Hebeloma mesophaeum (Pers.) Quel ., Mem . Soc. Emul . Montbeliard , ser . 2, 5: 128 (1872)

11. Hebeloma mesophaeum (Pers.) Quel., Mem. Soc. Emul. Montbeliard, ser. 2, 5: 128 (1872) Figures 6B, 17, 23 (11)

Etymology.

From Greek meso, in the middle, and phaeus, dark-colored. Persoon (1872) particularly mentioned the peculiar reddish brown pileus center "disco rufo-fusco peculiaris" which is characteristic of this taxon.

Description.

Cortina present. Pileus 10-20 mm in diameter, convex with low indistinct umbo, or conic-convex, smooth, shiny, greasy, yellowish brown in center, outwards lightening to pale ocher, at margin buff, two-toned, non-translucent; margin entire, turned in when young, covered with veil or not. Lamellae attached, adnate, L = 38-40, pale buff, pinkish buff, then pinkish brown; edges fimbriate. Stipe: 30-45 × 3 –5(– 8 at base), very gradually larger at base, white, pruinose at apex, and fibrillose and darker below to ocher yellow and then blackish at very base. Context pale, dark in base of stipe. Odor raphanoid. Exsiccate: pileus pale brown, stipe with yellow sheen and darker at base.

Basidiospores yellow brown, elliptical, a few slightly ovoid, no big apiculus, not guttulate, looks almost smooth even under high magnification (O1), not or only very slightly dextrinoid (D0, D1), and no perispore loosening (P0), 8 –10.5(– 11) × 5-6.5 µm, on average 9.7 × 5.8 µm, Q = 1.66. Basidia 20-30 × 6-9 µm, clavate, four-spored mostly. Pleurocystidia absent. Cheilocystidia cylindrical in the upper part and slightly swollen to more swollen at the base, rarely fully cylindrical, 30-55 µm long × 4-7 µm at apex, 4-7 µm in middle, and 6 –9.5(– 10.5) µm wide at base, with occasional thickening of the apical wall, some septate. Epicutis thickness 60-350 µm, with some encrusted hyphae.

Rocky Mountain ecology.

Known so far only from the Colorado alpine with Salix glauca.

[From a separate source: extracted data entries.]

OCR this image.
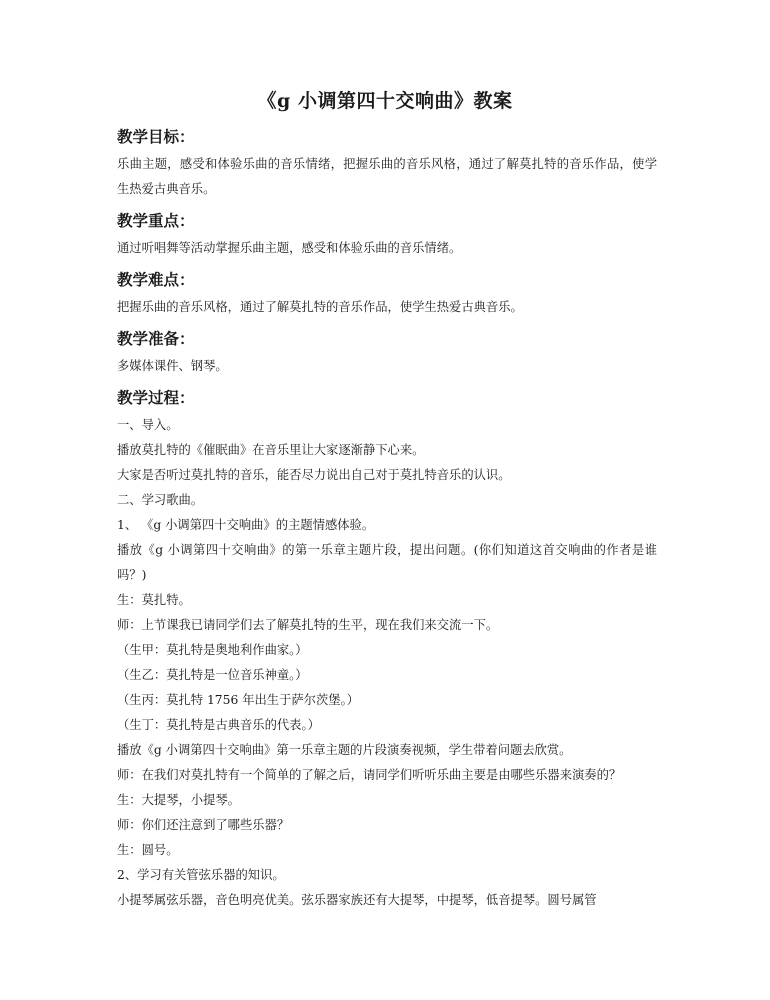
《g 小调第四十交响曲》教案
教学目标：

乐曲主题，感受和体验乐曲的音乐情绪，把握乐曲的音乐风格，通过了解莫扎特的音乐作品，使学生热爱古典音乐。

教学重点：

通过听唱舞等活动掌握乐曲主题，感受和体验乐曲的音乐情绪。

教学难点：

把握乐曲的音乐风格，通过了解莫扎特的音乐作品，使学生热爱古典音乐。

教学准备：

多媒体课件、钢琴。

教学过程：

一、导入。

播放莫扎特的《催眠曲》在音乐里让大家逐渐静下心来。

大家是否听过莫扎特的音乐，能否尽力说出自己对于莫扎特音乐的认识。

二、学习歌曲。

1、 《g 小调第四十交响曲》的主题情感体验。

播放《g 小调第四十交响曲》的第一乐章主题片段，提出问题。(你们知道这首交响曲的作者是谁吗？)

生：莫扎特。

师：上节课我已请同学们去了解莫扎特的生平，现在我们来交流一下。

（生甲：莫扎特是奥地利作曲家。）

（生乙：莫扎特是一位音乐神童。）

（生丙：莫扎特 1756 年出生于萨尔茨堡。）

（生丁：莫扎特是古典音乐的代表。）

播放《g 小调第四十交响曲》第一乐章主题的片段演奏视频，学生带着问题去欣赏。

师：在我们对莫扎特有一个简单的了解之后，请同学们听听乐曲主要是由哪些乐器来演奏的？

生：大提琴，小提琴。

师：你们还注意到了哪些乐器？

生：圆号。

2、学习有关管弦乐器的知识。

小提琴属弦乐器，音色明亮优美。弦乐器家族还有大提琴，中提琴，低音提琴。圆号属管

Rocky Mountain specimens examined.

U.S.A. COLORADO: Sawatch Range, Independence Pass, 3760 m, with Salix glauca , 8 Aug 1998, CLC1245 (MONT), C. Cripps; Front Range, Loveland Pass, 7 Aug 1999 with Salix sp., ZT8082 (ETH), E. Horak.

Discussion.

Only two collections from the RM dataset turned out to be H. mesophaeum that differ in their ITS region by 7 [2] bp (Fig. 6B). The sequence variation among all H. mesophaeum sequences (12) of the sample is 1-11 [0-4] bp. Beker et al. (2016) did not manage to delimit H. mesophaeum based on several loci. They suspected that there might be several species hidden within the sample assigned to H. mesophaeum . It appears likely that H. excedens and H. alpinicola are among these ‘cryptic’ taxa. We made sure that the 10 selected sequences from the FE dataset belong to H. mesophaeum in the strict sense. Among the H. mesophaeum representatives of the RM dataset, there is one collection that is reminiscent of H. pubescens . However, because of its ambiguous morphology we decided to keep it in H. mesophaeum . The respective collection (CLC1245) differs by 2-4 [1-2] bp from the available H. pubescens data (3 sequences).

Previously Hebeloma bruchetii Bon was one of the most commonly reported species from arctic and alpine areas, but it has now been synonymized with and folded into H. mesophaeum ( Beker et al. 2016). Hebeloma mesophaeum has relatively small elliptical spores that are smooth to slightly rough and not dextrinoid. Hebeloma mesophaeum is a widespread species reported in almost all arctic and alpine habitats, as well as from subalpine, boreal, and lower elevation habitats with a wide variety of hosts ( Beker et al. 2016). Also, many varieties have been described in North America ( Smith et al. 1983) and in Europe ( Vesterholt 2005). Some of the European taxa have been synonymized by the authors ( Beker et al. 2016) and it remains to check the 12 North American varieties delineated by Smith et al. (1983).